With the majority of Jensen’s adventures being located in the rather large secret Belltower facility, there is some inevitable backtracking. On the upside, there are no loading screens as you go up and down the different levels of the sprawling base. On the downside, there are a couple of security scan sequences to mask the loading of different areas, and sometimes the prospect of going through yet another scan when you know you’re going to have to deal with it can elicit a few sighs and grunts.
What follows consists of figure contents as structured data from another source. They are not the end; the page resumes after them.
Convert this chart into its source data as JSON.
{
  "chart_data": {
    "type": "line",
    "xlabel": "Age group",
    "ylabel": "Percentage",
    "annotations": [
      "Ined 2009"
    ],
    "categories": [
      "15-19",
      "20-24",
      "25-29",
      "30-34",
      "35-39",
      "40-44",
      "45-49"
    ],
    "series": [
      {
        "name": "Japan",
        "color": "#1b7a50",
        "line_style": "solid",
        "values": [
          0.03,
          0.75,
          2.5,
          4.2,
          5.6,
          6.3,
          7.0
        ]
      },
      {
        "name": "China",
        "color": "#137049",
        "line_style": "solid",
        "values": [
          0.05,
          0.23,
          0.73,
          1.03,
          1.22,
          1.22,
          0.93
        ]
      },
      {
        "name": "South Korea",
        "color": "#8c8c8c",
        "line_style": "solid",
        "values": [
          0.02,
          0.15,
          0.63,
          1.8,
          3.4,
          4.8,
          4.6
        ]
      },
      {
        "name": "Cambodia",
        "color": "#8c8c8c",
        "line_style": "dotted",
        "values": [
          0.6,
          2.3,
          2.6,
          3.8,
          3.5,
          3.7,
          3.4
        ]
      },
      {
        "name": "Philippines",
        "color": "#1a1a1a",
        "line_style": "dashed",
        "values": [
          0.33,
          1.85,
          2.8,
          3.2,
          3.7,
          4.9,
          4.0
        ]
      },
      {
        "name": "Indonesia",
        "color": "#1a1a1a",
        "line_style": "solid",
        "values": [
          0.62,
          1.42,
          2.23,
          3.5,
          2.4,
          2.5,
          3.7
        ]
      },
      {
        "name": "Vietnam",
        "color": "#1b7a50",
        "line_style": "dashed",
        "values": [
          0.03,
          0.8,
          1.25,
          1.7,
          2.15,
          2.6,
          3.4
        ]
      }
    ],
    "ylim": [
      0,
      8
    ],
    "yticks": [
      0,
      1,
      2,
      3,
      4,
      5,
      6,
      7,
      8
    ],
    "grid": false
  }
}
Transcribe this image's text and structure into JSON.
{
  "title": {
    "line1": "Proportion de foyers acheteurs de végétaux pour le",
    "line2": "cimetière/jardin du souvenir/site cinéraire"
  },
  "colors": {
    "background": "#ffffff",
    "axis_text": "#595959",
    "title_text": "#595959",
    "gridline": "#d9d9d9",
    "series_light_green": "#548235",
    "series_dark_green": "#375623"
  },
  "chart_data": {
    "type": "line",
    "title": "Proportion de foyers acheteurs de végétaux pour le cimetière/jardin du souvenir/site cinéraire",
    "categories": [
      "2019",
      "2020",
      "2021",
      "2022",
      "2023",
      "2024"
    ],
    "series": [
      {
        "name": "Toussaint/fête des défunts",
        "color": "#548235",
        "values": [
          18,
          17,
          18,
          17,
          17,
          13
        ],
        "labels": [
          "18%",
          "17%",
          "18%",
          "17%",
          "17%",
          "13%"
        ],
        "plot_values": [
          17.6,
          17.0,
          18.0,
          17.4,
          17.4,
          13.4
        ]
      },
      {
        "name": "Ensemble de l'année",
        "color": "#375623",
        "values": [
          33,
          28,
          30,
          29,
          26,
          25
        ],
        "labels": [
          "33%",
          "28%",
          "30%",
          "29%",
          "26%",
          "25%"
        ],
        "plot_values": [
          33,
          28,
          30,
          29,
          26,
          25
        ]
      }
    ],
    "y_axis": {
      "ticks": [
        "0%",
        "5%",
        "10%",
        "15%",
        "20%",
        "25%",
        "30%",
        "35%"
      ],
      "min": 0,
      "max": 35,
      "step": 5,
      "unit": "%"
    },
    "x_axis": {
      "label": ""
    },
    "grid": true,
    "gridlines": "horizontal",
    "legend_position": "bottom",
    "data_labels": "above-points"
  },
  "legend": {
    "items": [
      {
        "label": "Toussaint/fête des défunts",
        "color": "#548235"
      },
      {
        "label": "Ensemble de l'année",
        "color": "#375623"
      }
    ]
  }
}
As a standalone chapter, though, it’s a solid one. The Missing Link is just one really long side-quest, but it’s a good one even though I’ll be hard pressed to remember much of it in a few months time, or play it again any time soon. The story and characters are good enough from the spoiled perspective of a Human Revolution player, but don’t offer anything that goes beyond the main game’s quality. It does offer a good chunk of more Deus Ex: Human Revolution, with some fan service hidden in plain sight here and there, but as DLC goes it’s not as fantastic as the experience Lair of the Shadow Broker gave to fans of Mass Effect. And, you know, Shadow Broker and BioShock 2: Minerva’s Den weren’t $15.
Still, this piece of DLC offers a good amount of content for its price, about a fifth to a quarter of Deus Ex: Human Revolution‘s 20-25 hour playtime for a fourth of the (original) price. The Missing Link is a well-produced piece of DLC with a level of quality that fits right in with the main game both in terms of quality and atmosphere. It’s just more Deus Ex: Human Revolution, and there’s nothing really wrong with that since the original game was fantastic. If you want more Deus Ex, The Missing Link delivers in spades but won’t blow you away.
Yet it doesn’t give you any truly orgasmic story or gameplay experiences; it’s just more of the same quality game you already played. For more of the same, whether it’s a really long extra chapter or not, $15 is a bit on the high side if you ask me, and well above the instant-buy threshold I maintain for myself. Whether or not the extra $5 is going to kill you or not, as a fan you’re still going to enjoy what The Missing Link gives you. How could you not? It’s more Deus Ex!